Cette arrestation a rapidement attiré l’attention en raison du profil atypique de la suspecte dans le milieu du trafic de stupéfiants. Lors de la perquisition, les agents de la NDLEA ont identifié la drogue saisie comme étant du « skunk », une variété puissante de cannabis. Face aux enquêteurs, la vieille dame n’a pas nié les faits, reconnaissant spontanément qu’elle s’adonnait à la vente de cette substance illicite auprès d’une clientèle locale.
Un commerce illicite né de la perte de son commerce régulier
Les investigations ont permis d’éclaircir les motivations ayant poussé cette femme d’un âge avancé vers le narcotrafic.

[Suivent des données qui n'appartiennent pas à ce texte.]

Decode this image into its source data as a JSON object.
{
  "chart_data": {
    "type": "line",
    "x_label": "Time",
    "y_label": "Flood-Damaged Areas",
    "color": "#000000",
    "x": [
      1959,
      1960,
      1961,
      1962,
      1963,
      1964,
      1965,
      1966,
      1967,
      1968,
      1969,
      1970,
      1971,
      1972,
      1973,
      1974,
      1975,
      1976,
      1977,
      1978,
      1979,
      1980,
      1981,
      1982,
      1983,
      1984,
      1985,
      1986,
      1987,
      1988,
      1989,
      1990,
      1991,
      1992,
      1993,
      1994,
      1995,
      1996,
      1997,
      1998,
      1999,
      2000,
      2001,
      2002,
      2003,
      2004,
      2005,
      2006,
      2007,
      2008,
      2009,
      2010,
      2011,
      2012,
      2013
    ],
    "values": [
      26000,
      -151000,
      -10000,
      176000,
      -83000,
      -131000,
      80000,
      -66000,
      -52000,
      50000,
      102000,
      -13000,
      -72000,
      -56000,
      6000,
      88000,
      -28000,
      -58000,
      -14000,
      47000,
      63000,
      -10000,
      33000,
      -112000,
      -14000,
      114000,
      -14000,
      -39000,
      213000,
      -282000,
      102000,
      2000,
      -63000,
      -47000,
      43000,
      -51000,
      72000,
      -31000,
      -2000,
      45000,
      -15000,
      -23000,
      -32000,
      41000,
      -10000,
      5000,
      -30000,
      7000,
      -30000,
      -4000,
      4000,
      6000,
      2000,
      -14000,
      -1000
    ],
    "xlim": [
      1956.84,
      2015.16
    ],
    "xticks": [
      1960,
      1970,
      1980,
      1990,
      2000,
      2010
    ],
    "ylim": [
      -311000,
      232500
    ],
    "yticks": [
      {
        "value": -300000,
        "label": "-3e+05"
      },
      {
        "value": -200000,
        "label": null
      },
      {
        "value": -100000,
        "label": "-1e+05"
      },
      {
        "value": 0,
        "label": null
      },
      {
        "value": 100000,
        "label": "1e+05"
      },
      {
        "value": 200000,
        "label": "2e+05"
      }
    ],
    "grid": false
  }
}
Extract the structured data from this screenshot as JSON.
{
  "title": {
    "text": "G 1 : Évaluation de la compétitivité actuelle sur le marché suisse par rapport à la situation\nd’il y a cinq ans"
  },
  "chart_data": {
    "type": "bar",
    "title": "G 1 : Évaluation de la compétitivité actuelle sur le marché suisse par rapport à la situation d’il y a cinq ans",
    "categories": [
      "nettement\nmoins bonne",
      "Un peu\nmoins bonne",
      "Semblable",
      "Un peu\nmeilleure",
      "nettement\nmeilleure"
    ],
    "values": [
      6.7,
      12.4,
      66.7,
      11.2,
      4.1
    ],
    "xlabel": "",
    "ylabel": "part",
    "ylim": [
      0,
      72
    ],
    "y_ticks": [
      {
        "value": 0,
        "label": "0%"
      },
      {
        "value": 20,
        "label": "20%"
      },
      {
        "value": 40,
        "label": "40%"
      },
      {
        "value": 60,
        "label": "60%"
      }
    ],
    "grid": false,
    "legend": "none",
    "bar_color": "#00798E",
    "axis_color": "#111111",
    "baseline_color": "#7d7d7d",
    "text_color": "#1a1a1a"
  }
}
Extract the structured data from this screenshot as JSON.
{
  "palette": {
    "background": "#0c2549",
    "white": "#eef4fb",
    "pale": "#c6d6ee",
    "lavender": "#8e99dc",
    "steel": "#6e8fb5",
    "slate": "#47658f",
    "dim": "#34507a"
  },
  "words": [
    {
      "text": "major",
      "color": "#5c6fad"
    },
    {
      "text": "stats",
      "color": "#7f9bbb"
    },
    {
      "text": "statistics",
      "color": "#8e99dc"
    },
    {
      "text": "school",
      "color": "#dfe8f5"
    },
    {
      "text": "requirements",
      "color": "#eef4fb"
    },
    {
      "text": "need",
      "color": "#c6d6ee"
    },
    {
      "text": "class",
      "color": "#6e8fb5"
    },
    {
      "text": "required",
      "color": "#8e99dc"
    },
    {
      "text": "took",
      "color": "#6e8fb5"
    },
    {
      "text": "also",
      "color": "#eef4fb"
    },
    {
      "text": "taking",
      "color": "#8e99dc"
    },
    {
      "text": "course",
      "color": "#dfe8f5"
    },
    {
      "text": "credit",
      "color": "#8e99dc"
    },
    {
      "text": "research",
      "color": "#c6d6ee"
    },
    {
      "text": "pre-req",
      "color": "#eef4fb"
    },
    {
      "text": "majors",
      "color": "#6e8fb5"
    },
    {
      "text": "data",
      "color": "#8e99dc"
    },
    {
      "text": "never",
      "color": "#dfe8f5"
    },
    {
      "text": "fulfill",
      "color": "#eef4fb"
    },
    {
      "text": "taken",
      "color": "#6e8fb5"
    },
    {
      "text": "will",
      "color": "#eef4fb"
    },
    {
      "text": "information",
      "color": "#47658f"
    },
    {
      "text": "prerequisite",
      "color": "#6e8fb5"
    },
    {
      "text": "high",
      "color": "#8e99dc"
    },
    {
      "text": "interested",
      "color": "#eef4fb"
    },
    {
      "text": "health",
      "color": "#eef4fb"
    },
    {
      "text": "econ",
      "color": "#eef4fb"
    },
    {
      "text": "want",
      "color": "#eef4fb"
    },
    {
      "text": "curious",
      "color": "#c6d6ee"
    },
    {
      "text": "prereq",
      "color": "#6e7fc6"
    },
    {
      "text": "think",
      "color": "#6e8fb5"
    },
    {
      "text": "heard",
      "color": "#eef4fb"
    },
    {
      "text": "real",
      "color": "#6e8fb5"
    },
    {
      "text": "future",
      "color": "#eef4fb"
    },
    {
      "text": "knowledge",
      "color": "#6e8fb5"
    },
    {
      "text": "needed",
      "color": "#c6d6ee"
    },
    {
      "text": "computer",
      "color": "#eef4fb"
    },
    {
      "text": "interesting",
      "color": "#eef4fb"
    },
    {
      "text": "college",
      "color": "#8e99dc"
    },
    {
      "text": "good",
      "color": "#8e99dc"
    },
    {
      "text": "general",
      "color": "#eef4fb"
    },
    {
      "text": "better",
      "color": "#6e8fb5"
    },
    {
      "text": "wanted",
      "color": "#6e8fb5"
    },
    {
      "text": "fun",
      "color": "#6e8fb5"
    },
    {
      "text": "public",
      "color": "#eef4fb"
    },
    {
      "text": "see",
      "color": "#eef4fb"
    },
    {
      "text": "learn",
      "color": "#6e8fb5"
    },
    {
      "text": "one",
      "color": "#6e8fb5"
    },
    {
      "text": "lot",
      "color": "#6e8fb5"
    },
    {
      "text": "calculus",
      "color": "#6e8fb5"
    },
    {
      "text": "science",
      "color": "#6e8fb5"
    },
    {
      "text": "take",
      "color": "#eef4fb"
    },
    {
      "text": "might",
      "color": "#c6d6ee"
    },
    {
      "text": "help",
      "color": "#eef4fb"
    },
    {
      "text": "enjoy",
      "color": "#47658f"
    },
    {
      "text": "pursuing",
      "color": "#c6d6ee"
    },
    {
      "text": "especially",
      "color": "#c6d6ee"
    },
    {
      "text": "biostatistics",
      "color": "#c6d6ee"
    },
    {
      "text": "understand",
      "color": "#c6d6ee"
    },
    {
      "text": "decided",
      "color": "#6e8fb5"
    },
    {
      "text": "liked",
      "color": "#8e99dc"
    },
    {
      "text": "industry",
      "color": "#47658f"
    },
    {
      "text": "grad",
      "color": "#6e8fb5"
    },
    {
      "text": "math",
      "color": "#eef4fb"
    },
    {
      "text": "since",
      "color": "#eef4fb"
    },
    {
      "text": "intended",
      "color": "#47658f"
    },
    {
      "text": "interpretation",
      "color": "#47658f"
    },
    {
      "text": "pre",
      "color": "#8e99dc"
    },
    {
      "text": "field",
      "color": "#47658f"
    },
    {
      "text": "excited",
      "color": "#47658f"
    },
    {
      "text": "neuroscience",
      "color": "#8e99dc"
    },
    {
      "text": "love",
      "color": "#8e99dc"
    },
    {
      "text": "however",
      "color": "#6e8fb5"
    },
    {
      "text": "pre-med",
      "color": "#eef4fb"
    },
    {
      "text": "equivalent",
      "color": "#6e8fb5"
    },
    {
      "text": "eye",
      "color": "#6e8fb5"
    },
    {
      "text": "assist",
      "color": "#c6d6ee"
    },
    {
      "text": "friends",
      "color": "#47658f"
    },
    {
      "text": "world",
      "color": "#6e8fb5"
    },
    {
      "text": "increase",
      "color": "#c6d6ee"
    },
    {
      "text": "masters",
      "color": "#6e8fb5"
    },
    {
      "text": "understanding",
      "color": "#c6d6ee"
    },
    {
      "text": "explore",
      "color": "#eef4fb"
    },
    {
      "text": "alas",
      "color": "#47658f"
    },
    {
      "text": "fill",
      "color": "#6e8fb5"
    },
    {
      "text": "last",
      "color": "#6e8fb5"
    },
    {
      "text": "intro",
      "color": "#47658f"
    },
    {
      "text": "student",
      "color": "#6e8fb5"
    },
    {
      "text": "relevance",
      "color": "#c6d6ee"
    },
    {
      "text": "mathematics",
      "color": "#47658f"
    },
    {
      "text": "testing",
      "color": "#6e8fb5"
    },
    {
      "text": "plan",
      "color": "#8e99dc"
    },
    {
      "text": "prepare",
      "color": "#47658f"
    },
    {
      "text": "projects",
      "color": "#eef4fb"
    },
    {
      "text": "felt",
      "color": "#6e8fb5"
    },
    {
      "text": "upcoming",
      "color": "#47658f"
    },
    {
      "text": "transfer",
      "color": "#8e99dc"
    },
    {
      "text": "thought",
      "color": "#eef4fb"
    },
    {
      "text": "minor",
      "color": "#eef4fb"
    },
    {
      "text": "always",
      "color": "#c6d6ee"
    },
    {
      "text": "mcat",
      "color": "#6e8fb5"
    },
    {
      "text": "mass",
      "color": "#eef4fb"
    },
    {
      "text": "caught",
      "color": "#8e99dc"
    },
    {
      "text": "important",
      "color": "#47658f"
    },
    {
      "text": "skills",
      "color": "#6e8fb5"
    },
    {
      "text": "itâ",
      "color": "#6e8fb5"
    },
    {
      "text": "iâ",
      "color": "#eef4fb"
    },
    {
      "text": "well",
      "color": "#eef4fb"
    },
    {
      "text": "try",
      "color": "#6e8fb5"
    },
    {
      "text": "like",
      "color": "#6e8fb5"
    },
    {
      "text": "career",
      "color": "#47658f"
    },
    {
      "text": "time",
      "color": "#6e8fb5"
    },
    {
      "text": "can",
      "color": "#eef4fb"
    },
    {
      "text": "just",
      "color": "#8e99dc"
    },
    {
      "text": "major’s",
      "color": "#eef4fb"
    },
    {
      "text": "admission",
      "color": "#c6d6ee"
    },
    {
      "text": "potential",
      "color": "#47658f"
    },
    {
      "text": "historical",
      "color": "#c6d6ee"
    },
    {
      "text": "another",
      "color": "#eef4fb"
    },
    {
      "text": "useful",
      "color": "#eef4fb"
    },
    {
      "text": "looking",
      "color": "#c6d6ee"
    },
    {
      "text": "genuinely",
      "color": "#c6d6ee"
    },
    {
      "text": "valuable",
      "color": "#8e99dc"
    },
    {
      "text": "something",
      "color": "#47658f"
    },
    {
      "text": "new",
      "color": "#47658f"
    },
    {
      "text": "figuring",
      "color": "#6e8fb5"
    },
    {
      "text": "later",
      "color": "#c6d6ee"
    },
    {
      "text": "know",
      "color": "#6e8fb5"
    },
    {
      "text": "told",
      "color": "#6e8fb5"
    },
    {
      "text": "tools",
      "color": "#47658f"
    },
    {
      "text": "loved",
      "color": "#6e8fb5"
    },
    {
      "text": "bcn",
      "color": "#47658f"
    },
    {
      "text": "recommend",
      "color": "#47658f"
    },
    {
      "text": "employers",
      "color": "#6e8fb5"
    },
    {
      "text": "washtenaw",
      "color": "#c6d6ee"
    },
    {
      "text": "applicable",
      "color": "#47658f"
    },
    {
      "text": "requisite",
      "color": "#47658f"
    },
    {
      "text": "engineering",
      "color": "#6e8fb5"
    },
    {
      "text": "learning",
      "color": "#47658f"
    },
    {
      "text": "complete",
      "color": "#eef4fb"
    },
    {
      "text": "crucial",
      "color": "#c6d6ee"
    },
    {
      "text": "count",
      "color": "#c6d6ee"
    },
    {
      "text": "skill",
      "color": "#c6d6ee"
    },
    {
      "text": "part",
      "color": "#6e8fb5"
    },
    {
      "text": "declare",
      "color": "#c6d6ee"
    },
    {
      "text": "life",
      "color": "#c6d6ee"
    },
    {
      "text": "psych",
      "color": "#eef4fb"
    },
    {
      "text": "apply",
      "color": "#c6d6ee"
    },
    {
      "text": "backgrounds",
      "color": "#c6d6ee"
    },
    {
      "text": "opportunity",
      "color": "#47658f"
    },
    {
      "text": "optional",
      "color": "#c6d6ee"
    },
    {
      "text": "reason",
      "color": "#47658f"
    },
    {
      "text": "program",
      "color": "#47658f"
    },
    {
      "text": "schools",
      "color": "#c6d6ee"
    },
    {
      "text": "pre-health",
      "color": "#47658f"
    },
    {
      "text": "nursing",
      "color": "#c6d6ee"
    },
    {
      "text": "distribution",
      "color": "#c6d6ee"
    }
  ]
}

Esther Ogunmabo a expliqué aux autorités avoir basculé dans ce commerce illégal à la suite d’un sinistre. Son magasin de produits de première nécessité, qui constituait sa source de revenus, a été entièrement détruit par un incendie. Privée de son activité commerciale, elle a affirmé avoir commencé à écouler de petites quantités de drogue pour subvenir à ses besoins.
L’enquête a également mis en lumière l’organisation de cette petite entreprise familiale. Selon les déclarations de la suspecte, son approvisionnement était assuré par l’une de ses propres filles, installée à Lagos. Les livraisons de marchandises s’effectuaient à un rythme régulier, estimé à une fréquence de quatre jours. À la suite de ces révélations, la fille incriminée a été arrêtée par les forces de l’ordre, qui s’attèlent désormais à définir le niveau d’implication de chacune et à remonter la chaîne d’approvisionnement.
Une remise en liberté exceptionnelle ordonnée par la NDLEA
Malgré la nature pénale des faits reprochés, la situation de la centenaire a conduit les autorités à adopter une approche judiciaire exceptionnelle. Le directeur général de la NDLEA, Mohamed Buba Marwa, a personnellement ordonné que la suspecte de 101 ans soit remise en liberté sous caution. En complément de cette décision, le patron de l’agence a exigé qu’Esther Ogunmabo bénéficie d’un accompagnement psychologique, jugeant l’incarcération inadaptée à son âge.
Ce dossier singulier s’inscrit dans un contexte d’intensification de la lutte contre le trafic de drogue au Nigeria. Dans son rapport de situation publié le 23 août, la NDLEA a tenu à préciser que ses services ne se limitent pas à ces arrestations locales. L’agence antidrogue a récemment mené de vastes opérations de démantèlement à travers le pays, aboutissant à la confiscation de plusieurs tonnes de stupéfiants et à l’interpellation de nombreux suspects d’envergure.